L’atteggiamento americano sembra anche volere ribadire che non c’è nessuna disponibilità a fare un passo indietro sulla messa in stato d’accusa dell’attività giornalistica. La condanna formale che verrà emessa contro Assange nei termini previsti dall’accordo conferma che gli Stati Uniti intendono fare del caso un esempio per scoraggiare chiunque intenda pubblicare informazioni e notizie che facciano luce sui crimini dell’imperialismo americano.

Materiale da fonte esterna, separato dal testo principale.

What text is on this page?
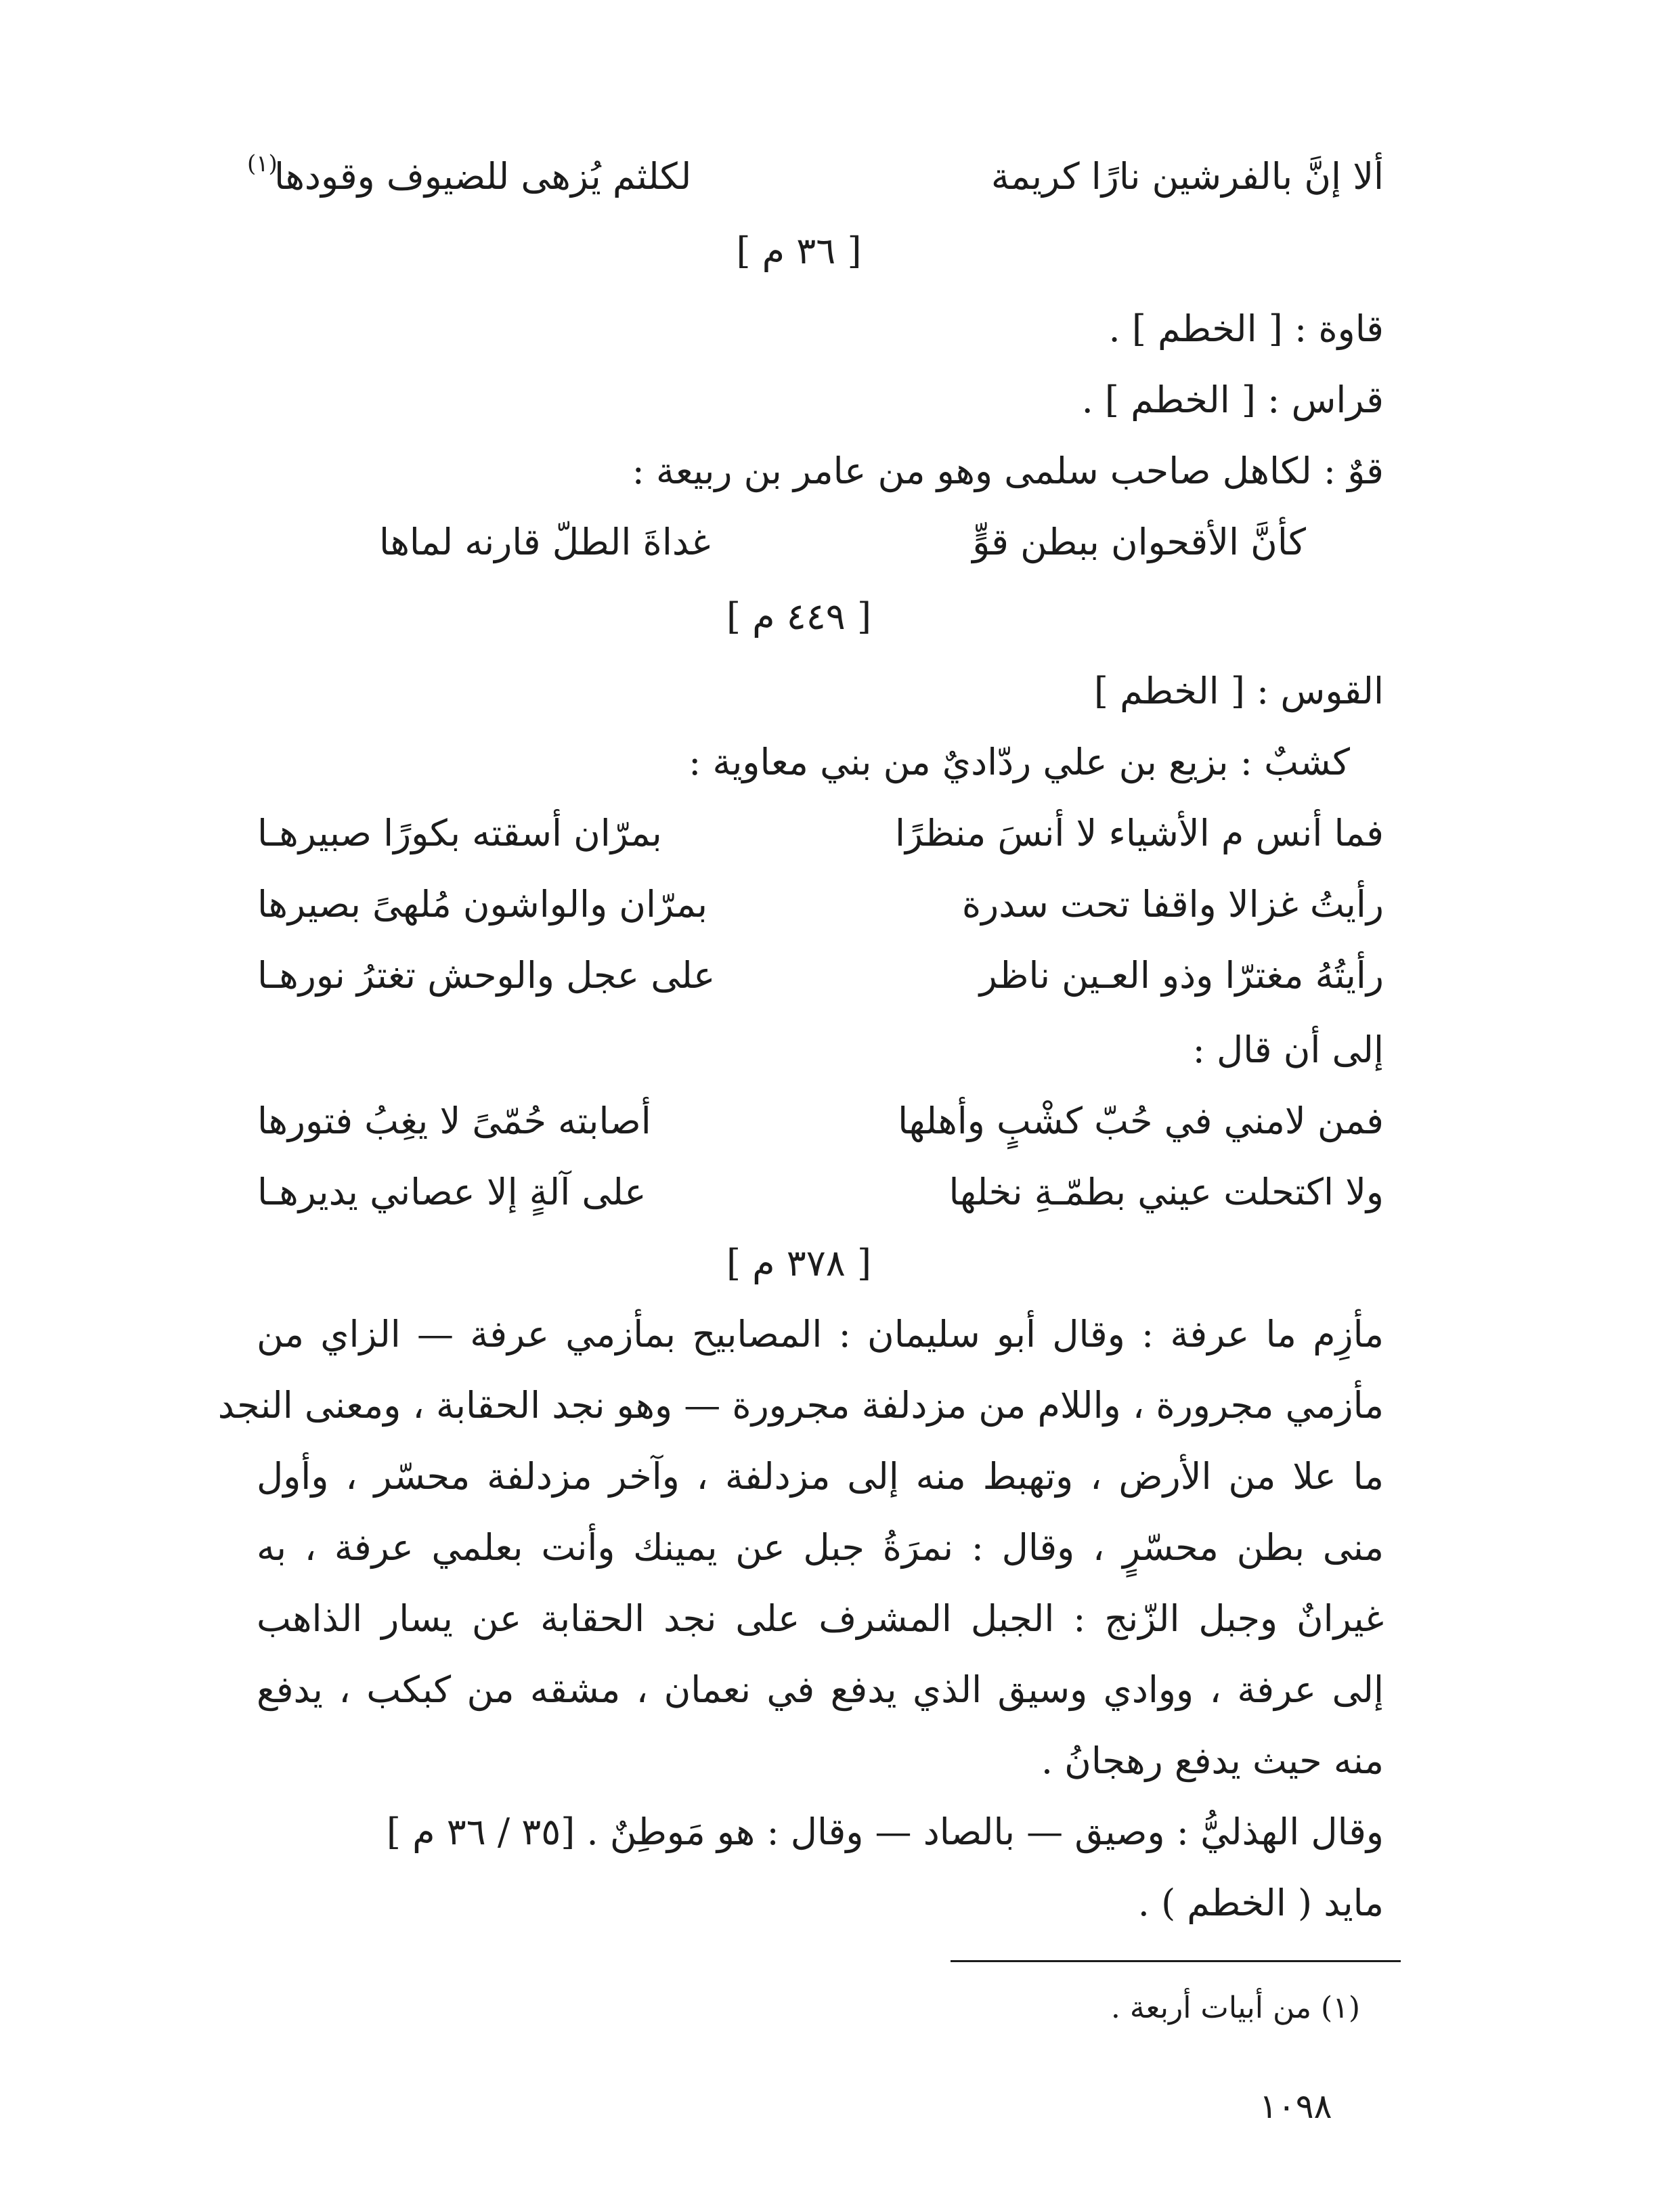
ألا إنَّ بالفرشين نارًا كريمة
لكلثم يُزهى للضيوف وقودها
(١)
[ ٣٦ م ]
قاوة : [ الخطم ] .
قراس : [ الخطم ] .
قوٌ : لكاهل صاحب سلمى وهو من عامر بن ربيعة :
كأنَّ الأقحوان ببطن قوٍّ
غداةَ الطلّ قارنه لماها
[ ٤٤٩ م ]
القوس : [ الخطم ]
كشبٌ : بزيع بن علي ردّاديٌ من بني معاوية :
فما أنس م الأشياء لا أنسَ منظرًا
بمرّان أسقته بكورًا صبيرهـا
رأيتُ غزالا واقفا تحت سدرة
بمرّان والواشون مُلهىً بصيرها
رأيتُهُ مغترّا وذو العـين ناظر
على عجل والوحش تغترُ نورهـا
إلى أن قال :
فمن لامني في حُبّ كشْبٍ وأهلها
أصابته حُمّىً لا يغِبُ فتورها
ولا اكتحلت عيني بطمّـةِ نخلها
على آلةٍ إلا عصاني يديرهـا
[ ٣٧٨ م ]
مأزِم ما عرفة : وقال أبو سليمان : المصابيح بمأزمي عرفة — الزاي من
مأزمي مجرورة ، واللام من مزدلفة مجرورة — وهو نجد الحقابة ، ومعنى النجد
ما علا من الأرض ، وتهبط منه إلى مزدلفة ، وآخر مزدلفة محسّر ، وأول
منى بطن محسّرٍ ، وقال : نمرَةُ جبل عن يمينك وأنت بعلمي عرفة ، به
غيرانٌ وجبل الزّنج : الجبل المشرف على نجد الحقابة عن يسار الذاهب
إلى عرفة ، ووادي وسيق الذي يدفع في نعمان ، مشقه من كبكب ، يدفع
منه حيث يدفع رهجانُ .
وقال الهذليُّ : وصيق — بالصاد — وقال : هو مَوطِنٌ . [٣٥ / ٣٦ م ]
مايد ( الخطم ) .
(١) من أبيات أربعة .
١٠٩٨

Ciononostante, derivando da un patteggiamento, almeno ufficialmente il caso Assange non costituirà un precedente legale vero e proprio.

L’amministrazione Biden avrebbe comunque potuto lasciare cadere semplicemente le accuse e rinunciare alla richiesta di estradizione, come in molti chiedevano da tempo, inclusi alcuni deputati e senatori americani o il governo australiano. Al contrario, è stato deciso di ratificare la criminalizzazione del giornalismo, lasciando aperta la strada a future ulteriori iniziative, da parte di un sistema di potere sempre più oppressivo e in crisi di legittimità, per attaccare e restringere drasticamente la libertà di informazione.